An object of the present invention is to propose a method of the species recited at the outset and a corresponding device, which enable the pressure sensor to be calibrated as precisely as possible. This may be achieved in that the cooling-water temperature of the internal combustion engine is measured and the drop in the cooling-water temperature is derived therefrom as a measure for the standstill time of the internal combustion engine, and in that the pressure sensor is first calibrated when the standstill time exceeds a predefinable minimum.

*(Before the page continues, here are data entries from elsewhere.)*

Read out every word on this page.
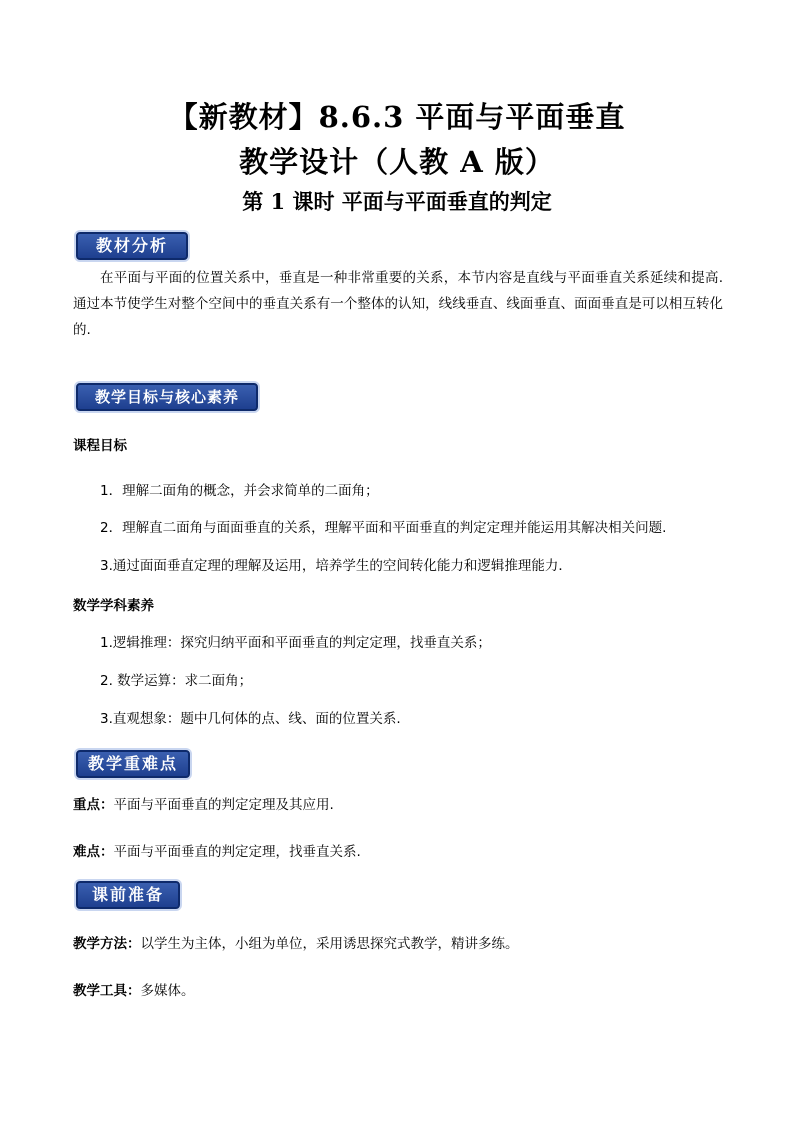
【新教材】8.6.3 平面与平面垂直
教学设计（人教 A 版）
第 1 课时 平面与平面垂直的判定
教材分析
在平面与平面的位置关系中，垂直是一种非常重要的关系，本节内容是直线与平面垂直关系延续和提高.通过本节使学生对整个空间中的垂直关系有一个整体的认知，线线垂直、线面垂直、面面垂直是可以相互转化的.
教学目标与核心素养
课程目标
1．理解二面角的概念，并会求简单的二面角；
2．理解直二面角与面面垂直的关系，理解平面和平面垂直的判定定理并能运用其解决相关问题.
3.通过面面垂直定理的理解及运用，培养学生的空间转化能力和逻辑推理能力．
数学学科素养
1.逻辑推理：探究归纳平面和平面垂直的判定定理，找垂直关系；
2. 数学运算：求二面角；
3.直观想象：题中几何体的点、线、面的位置关系.
教学重难点
重点：平面与平面垂直的判定定理及其应用.
难点：平面与平面垂直的判定定理，找垂直关系.
课前准备
教学方法：以学生为主体，小组为单位，采用诱思探究式教学，精讲多练。
教学工具：多媒体。
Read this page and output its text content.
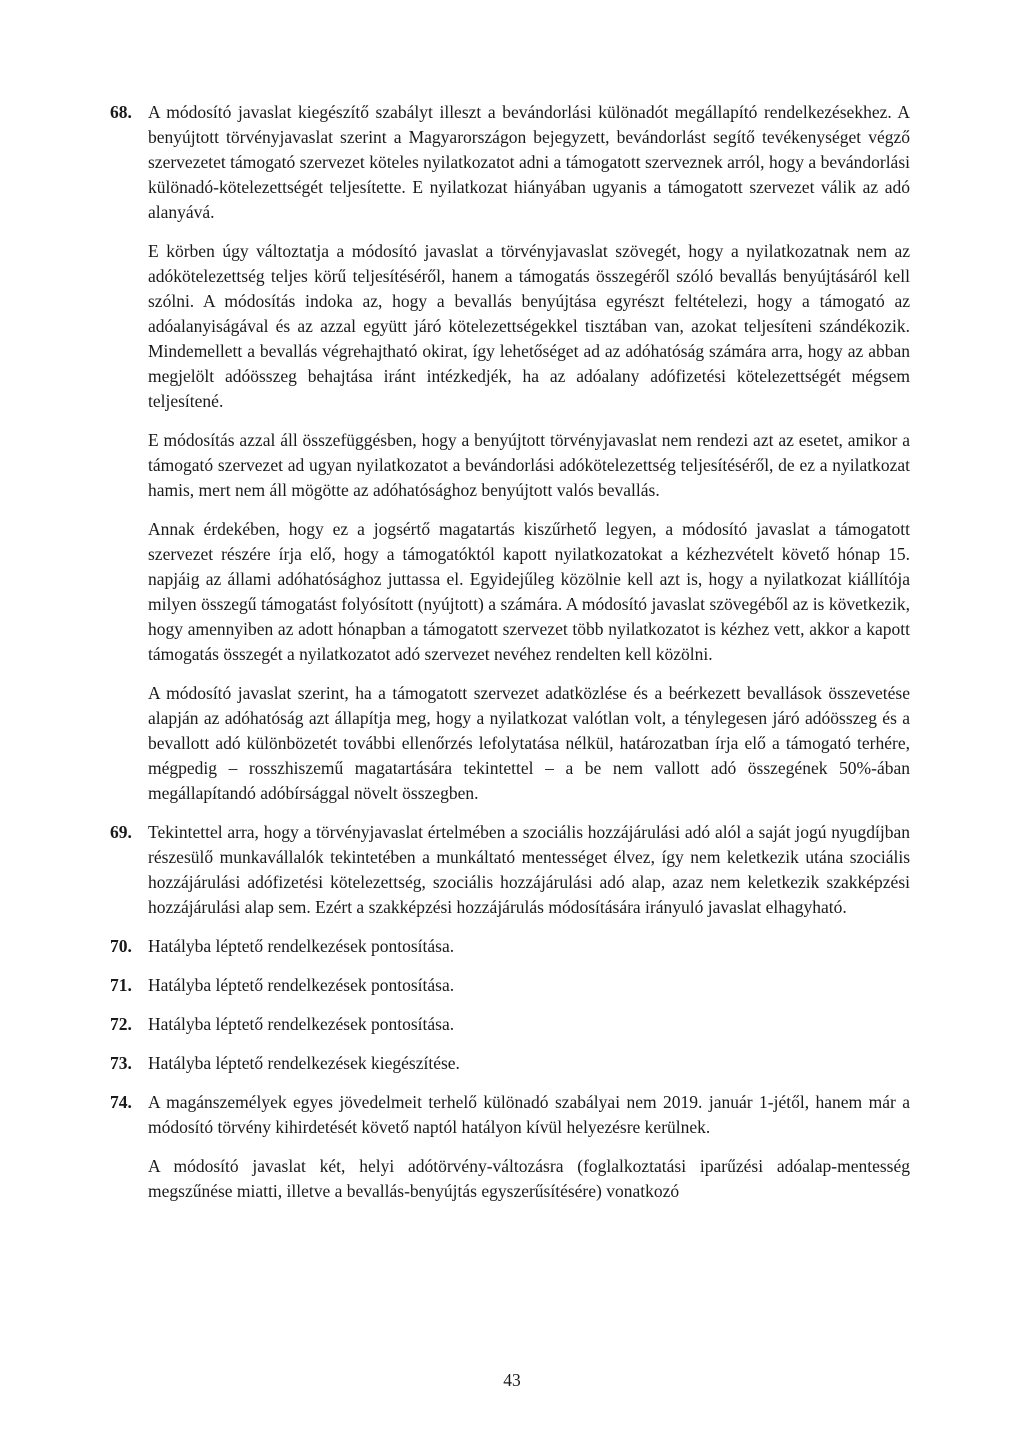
68. A módosító javaslat kiegészítő szabályt illeszt a bevándorlási különadót megállapító rendelkezésekhez. A benyújtott törvényjavaslat szerint a Magyarországon bejegyzett, bevándorlást segítő tevékenységet végző szervezetet támogató szervezet köteles nyilatkozatot adni a támogatott szerveznek arról, hogy a bevándorlási különadó-kötelezettségét teljesítette. E nyilatkozat hiányában ugyanis a támogatott szervezet válik az adó alanyává.

E körben úgy változtatja a módosító javaslat a törvényjavaslat szövegét, hogy a nyilatkozatnak nem az adókötelezettség teljes körű teljesítéséről, hanem a támogatás összegéről szóló bevallás benyújtásáról kell szólni. A módosítás indoka az, hogy a bevallás benyújtása egyrészt feltételezi, hogy a támogató az adóalanyiságával és az azzal együtt járó kötelezettségekkel tisztában van, azokat teljesíteni szándékozik. Mindemellett a bevallás végrehajtható okirat, így lehetőséget ad az adóhatóság számára arra, hogy az abban megjelölt adóösszeg behajtása iránt intézkedjék, ha az adóalany adófizetési kötelezettségét mégsem teljesítené.

E módosítás azzal áll összefüggésben, hogy a benyújtott törvényjavaslat nem rendezi azt az esetet, amikor a támogató szervezet ad ugyan nyilatkozatot a bevándorlási adókötelezettség teljesítéséről, de ez a nyilatkozat hamis, mert nem áll mögötte az adóhatósághoz benyújtott valós bevallás.

Annak érdekében, hogy ez a jogsértő magatartás kiszűrhető legyen, a módosító javaslat a támogatott szervezet részére írja elő, hogy a támogatóktól kapott nyilatkozatokat a kézhezvételt követő hónap 15. napjáig az állami adóhatósághoz juttassa el. Egyidejűleg közölnie kell azt is, hogy a nyilatkozat kiállítója milyen összegű támogatást folyósított (nyújtott) a számára. A módosító javaslat szövegéből az is következik, hogy amennyiben az adott hónapban a támogatott szervezet több nyilatkozatot is kézhez vett, akkor a kapott támogatás összegét a nyilatkozatot adó szervezet nevéhez rendelten kell közölni.

A módosító javaslat szerint, ha a támogatott szervezet adatközlése és a beérkezett bevallások összevetése alapján az adóhatóság azt állapítja meg, hogy a nyilatkozat valótlan volt, a ténylegesen járó adóösszeg és a bevallott adó különbözetét további ellenőrzés lefolytatása nélkül, határozatban írja elő a támogató terhére, mégpedig – rosszhiszemű magatartására tekintettel – a be nem vallott adó összegének 50%-ában megállapítandó adóbírsággal növelt összegben.

69. Tekintettel arra, hogy a törvényjavaslat értelmében a szociális hozzájárulási adó alól a saját jogú nyugdíjban részesülő munkavállalók tekintetében a munkáltató mentességet élvez, így nem keletkezik utána szociális hozzájárulási adófizetési kötelezettség, szociális hozzájárulási adó alap, azaz nem keletkezik szakképzési hozzájárulási alap sem. Ezért a szakképzési hozzájárulás módosítására irányuló javaslat elhagyható.

70. Hatályba léptető rendelkezések pontosítása.

71. Hatályba léptető rendelkezések pontosítása.

72. Hatályba léptető rendelkezések pontosítása.

73. Hatályba léptető rendelkezések kiegészítése.

74. A magánszemélyek egyes jövedelmeit terhelő különadó szabályai nem 2019. január 1-jétől, hanem már a módosító törvény kihirdetését követő naptól hatályon kívül helyezésre kerülnek.

A módosító javaslat két, helyi adótörvény-változásra (foglalkoztatási iparűzési adóalap-mentesség megszűnése miatti, illetve a bevallás-benyújtás egyszerűsítésére) vonatkozó

43
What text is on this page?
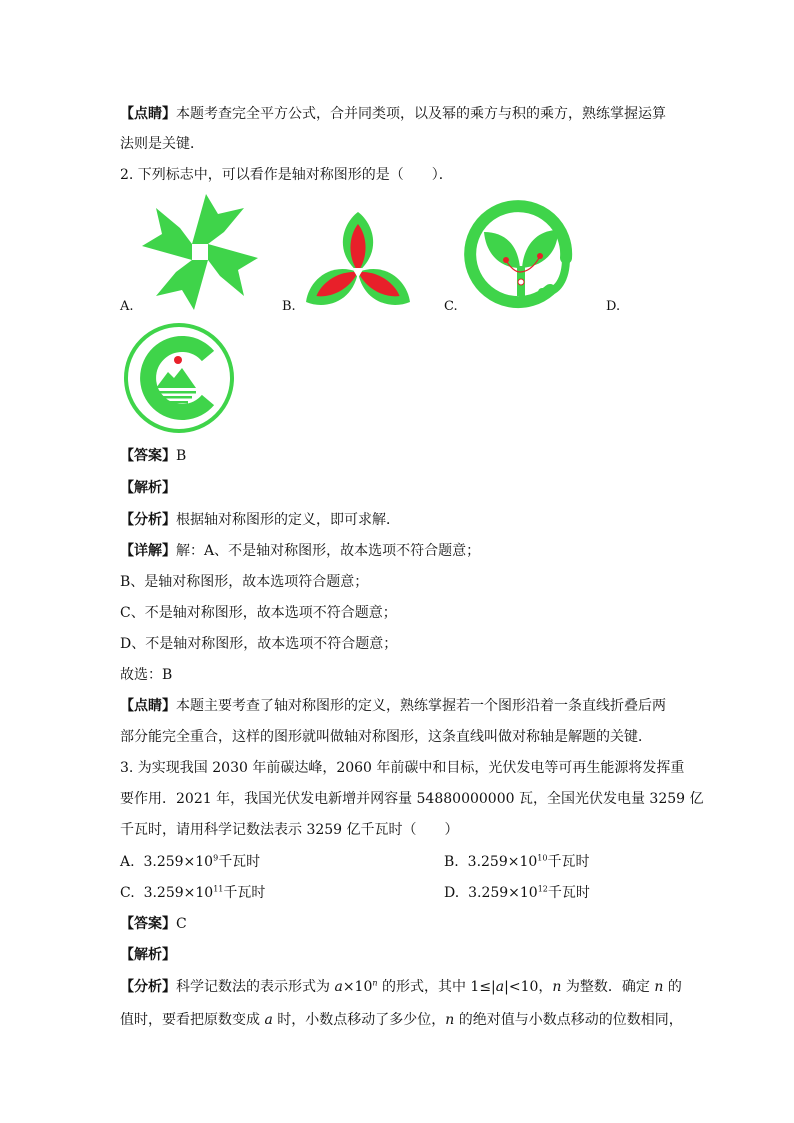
【点睛】本题考查完全平方公式，合并同类项，以及幂的乘方与积的乘方，熟练掌握运算
法则是关键．
2. 下列标志中，可以看作是轴对称图形的是（　　）．
A.	B.	C.	D.
【答案】B
【解析】
【分析】根据轴对称图形的定义，即可求解．
【详解】解：A、不是轴对称图形，故本选项不符合题意；
B、是轴对称图形，故本选项符合题意；
C、不是轴对称图形，故本选项不符合题意；
D、不是轴对称图形，故本选项不符合题意；
故选：B
【点睛】本题主要考查了轴对称图形的定义，熟练掌握若一个图形沿着一条直线折叠后两
部分能完全重合，这样的图形就叫做轴对称图形，这条直线叫做对称轴是解题的关键．
3. 为实现我国 2030 年前碳达峰，2060 年前碳中和目标，光伏发电等可再生能源将发挥重
要作用．2021 年，我国光伏发电新增并网容量 54880000000 瓦，全国光伏发电量 3259 亿
千瓦时，请用科学记数法表示 3259 亿千瓦时（　　）
A. $3.259\times 10^9$千瓦时	B. $3.259\times 10^{10}$千瓦时
C. $3.259\times 10^{11}$千瓦时	D. $3.259\times 10^{12}$千瓦时
【答案】C
【解析】
【分析】科学记数法的表示形式为 $a\times 10^n$ 的形式，其中 1≤|a|<10，n 为整数．确定 n 的
值时，要看把原数变成 a 时，小数点移动了多少位，n 的绝对值与小数点移动的位数相同，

Thus, an arrangment for monitoring the cooling-water temperature already present per se in the vehicle may be used to reliably and precisely calibrate the pressure sensor. Therefore, the present invention is able to be realized very quickly and almost without extra expenses, in particular without using additional timing supervision for measuring the standstill time. Such an exemplary method according to the present invention and the corresponding exemplary device are well suited for calibrating pressure sensors in the high-pressure region (rail pressure sensors) as well as for calibrating sensors in the low-pressure region (presupply pressure sensors).
Accordingly, it may be particularly advantageous when a temperature difference indicating the drop in the cooling-water temperature is determined in that the instantaneous cooling-water temperature is compared to a stored cooling-water temperature previously measured when stopping the internal combustion engine, and the pressure sensor is first calibrated when the temperature difference exceeds a minimum temperature difference corresponding to the predefined minimum. In this context, it may be particularly advantageous when the pressure sensor is calibrated immediately after the control unit of the fuel metering system is initialized. As a result of these measures, the cooling-water temperature only needs to be measured twice, only the cooling-water temperature measured when stopping the engine needing to be stored temporarily until it is compared to the temperature present shortly after the start of the engine.
A particular advantage may also result when the pressure sensor is calibrated in that an atmospheric pressure measured by the pressure sensor during standstill of the internal combustion engine is compared to the absolute value of the atmospheric pressure, the difference between the measured atmospheric pressure and the absolute value indicating a calibration value, which is later applied to the pressure values measured when the internal combustion engine is in operation. The pressure sensor in a diesel rail system has a resolution of measurement of approximately 2 bar. Since the drift may be up to 20 bar, a calibration using 1 bar abs (absolute pressure) is sufficient. However, this is not the case for sensors having a resolution of 1 bar to approximately 6 bar. In this instance, a calibration using the exact atmospheric pressure is desirable since values of 0.01 bar are already important.
In this connection, it may be advantageous when the calibration value is stored in a memory of the control element of the fuel metering system as a stored value until a new calibration value is determined. Therefore, a compensation value for calibrating the pressure sensor is always available.